Cinta tersenyum. Menatap ibunya harap-harap cemas.

"Enak, lho, nggak terlalu pahit. Takarannya pas."

Cinta tersenyum bangga dan malu-malu.

"It's supposed to be good. Tapi, kayanya aku memang nggak bisa minum teh pahit, deh." Win berkomentar pasca menyeruput teh buatan Cinta.

"Kakak, nih, kurang-kurangilah konsumsi gula. Jangan kebanyakan." Cinta menasihati penuh kekhawatiran. Ia tidak mau kaki kakaknya membusuk suatu hari nanti.

"Aku jarang minum teh dan kopi, Cinta. Aku selalu minum air putih.
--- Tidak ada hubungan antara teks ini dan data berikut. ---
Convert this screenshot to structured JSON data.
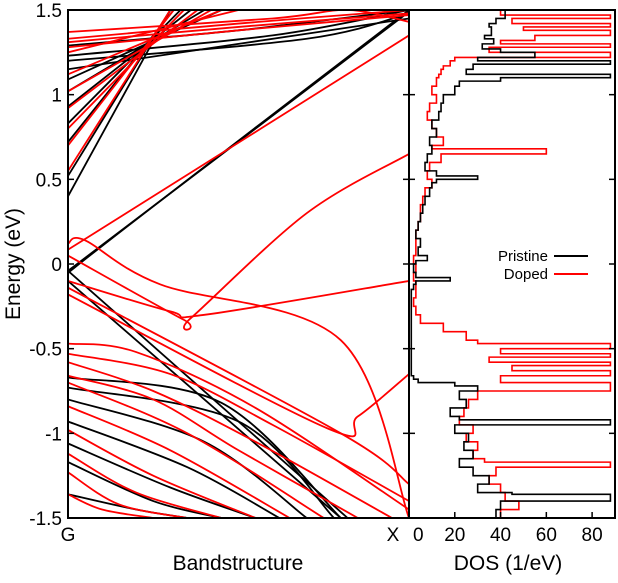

Cuma memang nggak bisa minum yang pahit-pahit." Win membela diri. "Heran, Pansa, kok, doyan banget kopi nggak pakai gula."

Mendengar nama Pansa, telinga Cinta bergerak seperti kuping kucing yang mendengar langkah kaki. "Kak.."

"Ya?"

"Kak Pansa sesering itu, ya, minum kopi?"

"Waktu di Jepang sih, kalau meeting sama dia pasti dia bawa kopi. Pernah juga meeting di kantornya disuguhnya kopi, mana nggak dikasih gula. Kejam banget."

"Kamu tuh, apa dikit dibilang kejam."

Cinta tiba-tiba terpikirkan kebiasaan Pansa merokok. Ia lebih sering memergoki wanita itu merokok ketimbang minum kopi. "Kak Pansa sering merokok nggak sih? Aku dulu beberapa kali kalau ketemu dia pasti sedang merokok. Tapi, aku jarang lihat dia merokok di rumah."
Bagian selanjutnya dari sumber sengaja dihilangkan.